Помню холодную зиму 43-го. Бабушка уехала в город. Мы с двоюродной сестрой Марией ( а раньше все жили одной семьей) отправились в лес за хворостом. Взяли огромные сани, которые были больше нас раза в два. Несмотря на стужу, этот день для нас был праздничным. Мать испекла лепешек, обменяв немного яиц на муку. Каково было наше счастье, когда мы после хлеба из лебеды, смешанного с пшеном, могли отведать поистине настоящие яства. Только дома их есть не разрешили: собрали нам в лес паек. Полдня бродили, собирая хворост. Набрали целые сани валежника и опавших веток.

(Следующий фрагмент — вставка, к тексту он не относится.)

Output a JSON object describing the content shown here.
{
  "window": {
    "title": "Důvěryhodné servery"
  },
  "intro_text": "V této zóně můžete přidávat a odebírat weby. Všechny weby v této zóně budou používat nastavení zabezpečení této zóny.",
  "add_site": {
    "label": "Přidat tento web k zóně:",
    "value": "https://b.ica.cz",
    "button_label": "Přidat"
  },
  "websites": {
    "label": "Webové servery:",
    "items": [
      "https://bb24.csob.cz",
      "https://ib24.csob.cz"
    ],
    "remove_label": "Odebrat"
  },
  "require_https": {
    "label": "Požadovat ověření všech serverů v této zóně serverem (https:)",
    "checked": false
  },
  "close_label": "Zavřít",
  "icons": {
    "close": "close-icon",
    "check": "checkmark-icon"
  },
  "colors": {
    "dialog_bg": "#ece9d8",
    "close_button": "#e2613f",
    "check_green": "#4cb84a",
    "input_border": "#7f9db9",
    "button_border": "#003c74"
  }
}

— Давай обедать! —сказала Маша. — Доставай из-за пазухи лепешки.

Я полезла под куртку и ахнула: заветного узелка не было. Потеряла! Слезы градом! Я реву. Машка ревет. Пропали долгожданные. Пошли искать. Часа два мы бродили по лесу, пока я не увидела лежавший на снегу зеленый платок. А в нем — наш обед. Даже заледеневшие они казались нам просто объедением!

Когда мы вернулись к саням, было уже темно. Маша взялась за веревку, я толкала сзади. Вот уже и деревню видать. Осталось с горки съехать и все. Взобрались на нее, сани так и покатились сами. Маша — хрупкая, на два года всего старше меня. Сани — чугунные, тяжелые. Весь хворост ушел под откос. Что ж тут поделать. Собирали и глотали слёзы. Домой добрались часам к девяти вечера. Мать и бабушка встретили нас укоризненным взглядом: мол, где столько шатались? Но ругать не стали.

Что ели?  Мне повезло, что я пережила это тяжелое время в деревне. К тому же, мы считались зажиточной семьей. У нас были куры и поросята, которых резали на Казанскую.

Каждую весну мы засевали огромное поле просом. А потом вручную собирали колосья, толкли их в ступе. Выходило пшено. Но основная пища была  лебеда, смешанная с какой-нибудь крупой. Из чистой муки тесто не делали — берегли на черный день или праздник. Картошка – второй хлеб. Поэтому поля засевали ею соток по 40, делая потом из выросшего овоща крахмал и муку. Тогда конфетки нам заменяла высушенная в печке сахарная свекла. Помню, бабка насушит с утра целую сковороду, спрячешь за пазаху и во двор. Мальчишки  как разузнают, что у меня

«И я помогаю»

В 41-м мне было уже девять. Почти взрослая. И поэтому школа - школой, а работу никто не отменял. После занятий бежали помогать взрослым».

Как и во многих селах нашей губернии, в селе церковь на тот момент уже не функционировала (благо сейчас она вновь возродилась), и ее использовали в качестве помещения, в котором хранили зерно.

«Так уж вышло, что в те годы основной рабочей силой были мы – ребята, и бабы. И когда вторых отправляли валить лес или рыть окопы, то мы во время осенней страды, заменяли их. Лошадей на селе было мало. Поэтому зерно нередко таскали в церковь прямо с поля. Ведрами. Бывало, тащишь ведра, пока дойдешь раз пять остановишься. Далеко — километра два. Дотащишь до церкви. Устанешь. А отдыхать – то некогда. Развернешься и пойдешь снова».

Доверяли маленькой Насте и работу учетчика, когда с утра до ночи она с директором колхоза ходила по полям и измеряла землю, планируя, что где будет посажено.

Однако работа работой, но и детство никто не отменял. Игрушек не было, поэтому делать их приходилось самостоятельно. Большой популярностью тогда пользовались мячи и куклы, сшитые из тряпья, а также деревянные машинки и лошадки, которые выстругивали мальчишки.

Зимой – санки, ледянки, снежки. Летом — речка, ягоды, грибы, — обычные радости, которые многим современным детям теперь непонятны, к сожалению.

Так и дожили до 43-го, когда отец получил серьезное ранение и был отправлен домой. Награды Якова Маношкина, как и свекра Анастасии Ивана Дурова, бывшего в немецком плену и вернувшегося только в 47-м,  долго хранились в деревенском доме.  

Про военное детство вспоминала охотно, злобу на немцев не держала:

— Они же солдаты, как и мой батя был. Им дали приказ — они пошли. Но дай, Бог, чтобы такого больше не повторилось!